After endodontic therapy has been executed, or re-executed, successfully, and the canals can no longer provide a nutrient-rich habitat for microbes, the issue of bone healing comes into focus. Ostensibly, then, for regeneration to occur, the root canal system must have been decontaminated and further access to microbial invasion must be prohibited. Regeneration of the bone has been demonstrated to occur, on average, at a rate of 3.2 mm² per month, and studies suggest that 71% of lesions have achieved complete resolution one year post-operatively.

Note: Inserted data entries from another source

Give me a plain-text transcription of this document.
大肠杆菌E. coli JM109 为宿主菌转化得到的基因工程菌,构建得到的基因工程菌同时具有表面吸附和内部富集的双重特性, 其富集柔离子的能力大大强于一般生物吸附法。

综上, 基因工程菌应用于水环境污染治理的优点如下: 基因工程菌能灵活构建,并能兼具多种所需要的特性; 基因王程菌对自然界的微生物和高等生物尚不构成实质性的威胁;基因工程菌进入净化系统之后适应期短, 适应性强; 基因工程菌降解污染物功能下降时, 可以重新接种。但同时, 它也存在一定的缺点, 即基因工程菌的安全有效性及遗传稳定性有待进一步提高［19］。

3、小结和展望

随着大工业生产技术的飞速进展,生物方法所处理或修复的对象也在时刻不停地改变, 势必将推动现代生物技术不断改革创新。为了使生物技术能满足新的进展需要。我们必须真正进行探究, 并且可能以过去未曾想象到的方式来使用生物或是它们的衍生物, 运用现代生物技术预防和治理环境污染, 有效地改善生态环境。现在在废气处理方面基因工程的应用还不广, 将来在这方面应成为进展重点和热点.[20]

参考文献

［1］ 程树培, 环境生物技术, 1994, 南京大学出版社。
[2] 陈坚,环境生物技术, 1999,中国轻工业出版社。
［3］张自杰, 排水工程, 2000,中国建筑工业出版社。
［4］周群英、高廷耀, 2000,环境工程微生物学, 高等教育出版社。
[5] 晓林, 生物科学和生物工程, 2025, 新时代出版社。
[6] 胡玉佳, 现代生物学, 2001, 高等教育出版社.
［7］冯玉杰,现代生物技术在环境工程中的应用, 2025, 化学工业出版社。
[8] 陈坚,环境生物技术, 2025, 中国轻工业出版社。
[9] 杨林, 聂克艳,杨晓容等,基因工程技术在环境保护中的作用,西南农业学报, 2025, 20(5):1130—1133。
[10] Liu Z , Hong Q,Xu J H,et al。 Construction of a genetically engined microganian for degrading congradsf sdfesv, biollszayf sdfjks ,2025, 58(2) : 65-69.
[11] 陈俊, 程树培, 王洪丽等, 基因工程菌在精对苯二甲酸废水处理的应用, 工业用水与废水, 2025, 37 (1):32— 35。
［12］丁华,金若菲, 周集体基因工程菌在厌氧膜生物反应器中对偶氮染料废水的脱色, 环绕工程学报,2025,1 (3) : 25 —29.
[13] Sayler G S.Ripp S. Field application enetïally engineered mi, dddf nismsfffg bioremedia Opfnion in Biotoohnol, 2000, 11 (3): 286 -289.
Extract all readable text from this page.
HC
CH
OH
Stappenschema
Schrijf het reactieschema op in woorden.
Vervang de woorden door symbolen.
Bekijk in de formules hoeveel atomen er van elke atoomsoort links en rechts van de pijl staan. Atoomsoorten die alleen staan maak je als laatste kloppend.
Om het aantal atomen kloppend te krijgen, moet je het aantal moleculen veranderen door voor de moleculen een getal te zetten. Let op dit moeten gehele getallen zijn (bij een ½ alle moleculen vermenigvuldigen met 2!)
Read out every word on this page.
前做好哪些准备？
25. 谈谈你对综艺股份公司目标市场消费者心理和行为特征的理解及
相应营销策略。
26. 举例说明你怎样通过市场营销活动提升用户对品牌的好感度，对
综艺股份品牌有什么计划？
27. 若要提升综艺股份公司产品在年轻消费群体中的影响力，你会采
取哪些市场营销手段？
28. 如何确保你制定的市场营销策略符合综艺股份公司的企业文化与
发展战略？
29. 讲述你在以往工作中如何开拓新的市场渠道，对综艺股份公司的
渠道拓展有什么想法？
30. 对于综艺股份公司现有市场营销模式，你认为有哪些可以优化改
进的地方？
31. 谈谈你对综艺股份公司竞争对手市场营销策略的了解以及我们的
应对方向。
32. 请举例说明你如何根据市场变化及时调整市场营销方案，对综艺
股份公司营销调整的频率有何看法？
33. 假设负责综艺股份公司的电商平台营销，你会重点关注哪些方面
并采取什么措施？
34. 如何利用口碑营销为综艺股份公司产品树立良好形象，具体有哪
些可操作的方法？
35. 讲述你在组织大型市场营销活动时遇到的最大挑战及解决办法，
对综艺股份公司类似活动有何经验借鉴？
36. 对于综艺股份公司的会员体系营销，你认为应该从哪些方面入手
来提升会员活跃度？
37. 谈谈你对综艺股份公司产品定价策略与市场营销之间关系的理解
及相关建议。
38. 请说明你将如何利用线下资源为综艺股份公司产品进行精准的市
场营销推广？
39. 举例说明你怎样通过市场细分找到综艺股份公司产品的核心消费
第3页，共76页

Situations in which a surgical form of retreatment had been selected and in which apical resolution has still not occurred may still benefit from additional surgical intervention. A comparison of the outcome of periradicular surgery in teeth that had previously undergone surgical treatment versus teeth that were undergoing a surgical procedure for the first time showed that, after 5 years, 86% of surgically treated teeth healed with complete bone filling of the surgical cavity while only 59% of resurgically treated teeth healed with complete bone filling. It has thus been demonstrated that surgical retreatment of teeth previously treated with surgery is a valid alternative to extraction.

However, a combination of three antibiotics (metronidazole, ciprofloxacin, and minocycline) in a paste has been used successfully to treat these lesions non-surgically.